She put one little hand on the tricycle wheel, and looked into my face with a pair of eyes as blue and liquid as the sea out yonder.
“We tie our chins up,” she said, “to keep the sun off.”
“Oh-h-h!” I said; “and to save your beauty.”
She nodded, and I rode on.
But in speaking of my adventure with the thistle lassies to a man in Berwick—“Yes,” he said, “and those girls on a Sunday come out dressed like ladies in silks and satins.”
I remember that our first blink o’ bonnie Scotland was from the hill above Tweedmouth. And yonder below us lay Berwick, with its tall, tapering spires and vermilion-roofed houses. Away to the left, far as eye could reach, sleeping in the sunlight, was the broad and smiling valley of the Tweed. The sea to the right was bright blue in some places, and a slaty grey where cloud shadows fell. It was dotted with many a white sail, with here and there a steamboat, with a wreath of dark smoke, fathoms long, trailing behind it.
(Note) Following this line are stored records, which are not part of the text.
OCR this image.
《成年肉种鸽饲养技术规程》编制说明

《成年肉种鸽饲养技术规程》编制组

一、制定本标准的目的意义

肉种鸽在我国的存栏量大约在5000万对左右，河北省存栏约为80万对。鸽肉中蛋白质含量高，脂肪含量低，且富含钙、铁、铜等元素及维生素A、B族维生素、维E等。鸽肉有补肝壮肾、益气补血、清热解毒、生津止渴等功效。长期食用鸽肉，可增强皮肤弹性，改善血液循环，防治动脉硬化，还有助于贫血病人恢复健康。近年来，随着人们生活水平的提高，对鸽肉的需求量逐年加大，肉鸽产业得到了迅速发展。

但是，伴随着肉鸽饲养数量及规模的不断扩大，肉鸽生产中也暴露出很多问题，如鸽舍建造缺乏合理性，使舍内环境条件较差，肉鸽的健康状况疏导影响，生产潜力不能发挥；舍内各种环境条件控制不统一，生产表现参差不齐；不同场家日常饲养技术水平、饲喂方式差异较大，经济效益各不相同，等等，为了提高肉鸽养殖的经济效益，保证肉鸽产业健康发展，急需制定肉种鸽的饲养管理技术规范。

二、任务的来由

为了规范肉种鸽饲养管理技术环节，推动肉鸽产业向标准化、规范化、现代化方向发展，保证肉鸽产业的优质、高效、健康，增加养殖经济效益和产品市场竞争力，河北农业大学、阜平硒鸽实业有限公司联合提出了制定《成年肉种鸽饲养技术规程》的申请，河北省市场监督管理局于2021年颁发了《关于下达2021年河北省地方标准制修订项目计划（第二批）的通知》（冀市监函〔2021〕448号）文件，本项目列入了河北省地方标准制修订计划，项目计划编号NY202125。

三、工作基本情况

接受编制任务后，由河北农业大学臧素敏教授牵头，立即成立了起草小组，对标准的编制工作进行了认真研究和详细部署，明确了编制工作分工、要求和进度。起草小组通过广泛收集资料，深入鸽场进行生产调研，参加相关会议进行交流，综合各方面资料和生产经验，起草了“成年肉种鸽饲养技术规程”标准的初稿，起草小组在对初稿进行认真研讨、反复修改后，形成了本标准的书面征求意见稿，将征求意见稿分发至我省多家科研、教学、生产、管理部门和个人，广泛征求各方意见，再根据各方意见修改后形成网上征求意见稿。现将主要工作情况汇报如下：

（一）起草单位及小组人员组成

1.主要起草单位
Berwick-on-Tweed, I have been told more than once, belongs neither to Scotland nor to England. It is neither fish, flesh, nor good red herring. It is a county by itself. My royal mistress ought therefore to be called Queen of Great Britain, Berwick, and Ireland. But I will have it thus: Berwick is part and parcel of Scotland. Tell me not of English laws being in force in the pretty town; I maintain that the silvery Tweed is the natural dividing line ’twixt England and the land of mountain and flood.